A Case of Selective Accountability

A Case of Selective Accountability

Monday, November 3, 2014 – 12:10

The strength of the South African democracy depends on the ability of elected officials to be accountable in line with the Constitution 

According to recent news reports, African National Congress (ANC) spokesperson, Zizi Kodwa, has said that the president of South Africa will not answer questions in Parliament until it ‘sorts itself out’.

Kodwa described Parliament as a ‘circus’. By that he must have been referring to the events of 21 August and the Economic Freedom Fighters’ (EFF) chants of ‘pay back the money’ when it became clear that President Jacob Zuma would not be answering questions about upgrades to his Nkandla homestead.

The Powers and Privileges Committee is currently conducting its own hearings into what happened that day and it would be premature to pre-empt its findings. However, it is interesting that so far the committee has learnt that there seems to have been an instruction from ‘table staff’ at Parliament to turn down the sound when things got out of hand. This might be a rather extraordinary admission, given that the only purpose of the instruction must have been to spare the president embarrassment and to cut the feed to television.

A picture starts developing of a democratic institution being used in a partisan fashion. Add to this the Speaker’s own conduct on that day, and this picture begins to look rather bleak. The perception has been that the president needs to be shielded from his constitutional obligation to account to Parliament. The president has come to Parliament only once this year (2014) to answer oral questions. This is an important act of accountability to the legislature, which is representative of the citizens of the country.

The ANC has said that the president will also be focusing on imbizos to get his message across. We know that Zuma feels far more comfortable in ANC-friendly crowds, doing the song-and-dance ritual and answering ‘soft’ questions, usually orchestrated in advance.

Like many politicians he is also a master of cunning, visiting areas where he is able to hand out food parcels and promise the earth while knowing he will never be formally held to account.
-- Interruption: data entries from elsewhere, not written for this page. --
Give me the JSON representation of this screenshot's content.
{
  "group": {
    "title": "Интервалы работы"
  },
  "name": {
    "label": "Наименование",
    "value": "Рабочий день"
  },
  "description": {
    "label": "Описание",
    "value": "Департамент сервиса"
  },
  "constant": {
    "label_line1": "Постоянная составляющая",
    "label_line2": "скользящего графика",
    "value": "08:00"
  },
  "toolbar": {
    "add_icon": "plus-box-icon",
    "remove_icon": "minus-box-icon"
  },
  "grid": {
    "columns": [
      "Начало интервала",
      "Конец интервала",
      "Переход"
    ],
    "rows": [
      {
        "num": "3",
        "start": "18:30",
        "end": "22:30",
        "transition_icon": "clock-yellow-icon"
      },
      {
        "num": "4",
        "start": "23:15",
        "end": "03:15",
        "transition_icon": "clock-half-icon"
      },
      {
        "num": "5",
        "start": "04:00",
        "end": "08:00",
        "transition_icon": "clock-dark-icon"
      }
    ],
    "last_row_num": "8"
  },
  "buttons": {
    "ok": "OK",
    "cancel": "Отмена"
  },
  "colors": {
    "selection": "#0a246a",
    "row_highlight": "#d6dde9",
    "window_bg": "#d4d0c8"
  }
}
But unfortunately for the president, he does not have a choice as to whether he wishes to account to Parliament or not. The Constitution is clear that the legislature must exercise oversight over the executive. Question time is one such oversight tool. Presidential spokesperson, Mac Maharaj, was quick to point out that the president has only appeared before Parliament once in 2014 because of the elections and the curtailed Parliamentary calendar. Yet, even allowing for that, appearing only once before Parliament is not in the spirit of democratic accountability.

It is part of a broader trend, in which the president seems unable or unwilling to adhere to deadlines. He has been found wanting as far as timeous financial disclosure is concerned and his response to the Public Protector’s report on his private residence in Nkandla was late. It sets a messy precedent if the head of state appears to disregard the rules or bend them to suit his narrow political needs.
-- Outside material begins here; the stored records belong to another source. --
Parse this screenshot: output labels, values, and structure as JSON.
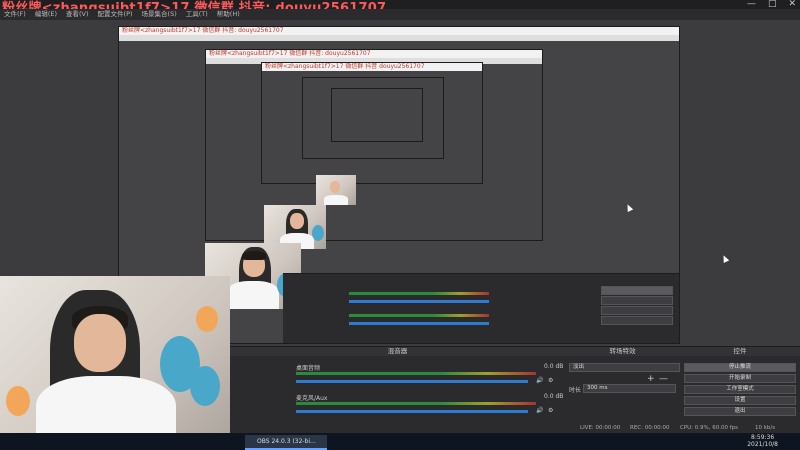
{
  "window": {
    "title": "粉丝牌<zhangsuibt1f7>17 微信群  抖音: douyu2561707",
    "controls": {
      "minimize": "—",
      "maximize": "□",
      "close": "✕"
    }
  },
  "menubar": [
    "文件(F)",
    "编辑(E)",
    "查看(V)",
    "配置文件(P)",
    "场景集合(S)",
    "工具(T)",
    "帮助(H)"
  ],
  "nested_titles": [
    "粉丝牌<zhangsuibt1f7>17 微信群  抖音: douyu2561707",
    "粉丝牌<zhangsuibt1f7>17 微信群 抖音: douyu2561707",
    "粉丝牌<zhangsuibt1f7>17 微信群 抖音 douyu2561707"
  ],
  "mixer": {
    "title": "混音器",
    "channels": [
      {
        "name": "桌面音频",
        "db": "0.0 dB"
      },
      {
        "name": "麦克风/Aux",
        "db": "0.0 dB"
      }
    ]
  },
  "transitions": {
    "title": "转场特效",
    "type": "淡出",
    "duration_label": "时长",
    "duration_value": "300 ms",
    "add": "+",
    "remove": "—"
  },
  "controls": {
    "title": "控件",
    "buttons": [
      "停止推流",
      "开始录制",
      "工作室模式",
      "设置",
      "退出"
    ]
  },
  "status": {
    "live": "LIVE: 00:00:00",
    "rec": "REC: 00:00:00",
    "cpu": "CPU: 0.9%, 60.00 fps",
    "kbps": "10 kb/s"
  },
  "taskbar": {
    "app_label": "OBS 24.0.3 (32-bi...",
    "time": "8:59:36",
    "date": "2021/10/8"
  },
  "colors": {
    "accent": "#2e7bd1",
    "title_text": "#ff5a5a",
    "panel": "#2b2b2e"
  }
}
The sooner further dates are set for oral question time, the better. Opposition parties are already suggesting the matter be taken up in Parliament, but of course the ANC in Parliament needs to play ball too and insist that the president faces question time. Whether it is able to do so remains to be seen. If its work thus far on the Nkandla ad hoc committee is anything to go by, it does not inspire confidence.

And so the failure to account takes on many guises across our society. Also recently, the chairperson of the South African Broadcasting Corporation (SABC), Ellen Zandile Tshabalala, embroiled in a scandal over her qualifications, has engaged the services of an advocate during her Parliamentary hearing rather than simply producing her university degrees.
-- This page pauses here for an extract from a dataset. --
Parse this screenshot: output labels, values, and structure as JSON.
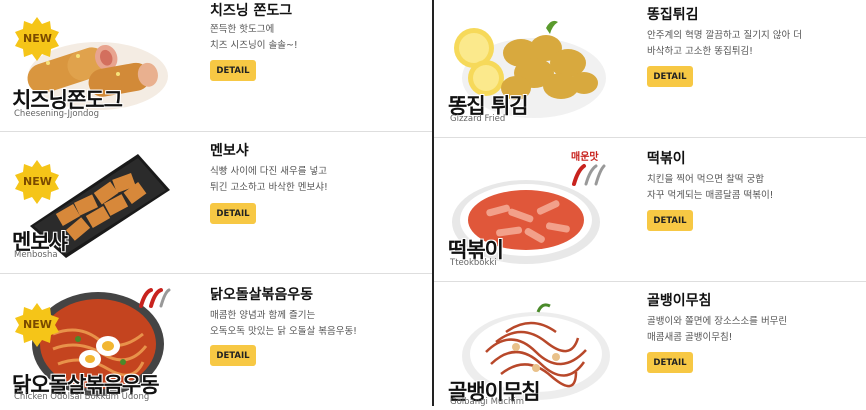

This situation has become a farce. Either she has the qualifications or she does not, and that ought to be easily verifiable. Quite why this matter has dragged on for so long is incomprehensible. Perhaps Tshabalala believes that if the SABC chief operating officer, Hlaudi Motsoeneng, can sit tight despite the Public Protector’s damning findings regarding a faked matric certificate, then she can do exactly the same? Motsoeneng seems to enjoy such political cover that he raised his own salary twice, wasted millions of rands without anyone’s authority, and still survives.

Building a culture of transparency and accountability starts at the top. Once the head of state cherry picks the matters he wants to account on and the fora in which he wishes to do so, it is open season for anyone else to do exactly the same: thereby undermining our ability to build a rules-based society that is fair to everyone.

Judith February is a senior researcher for the Institute for Security Studies’ Governance, Crime and Justice Division. This article first appeared in the ISS Today.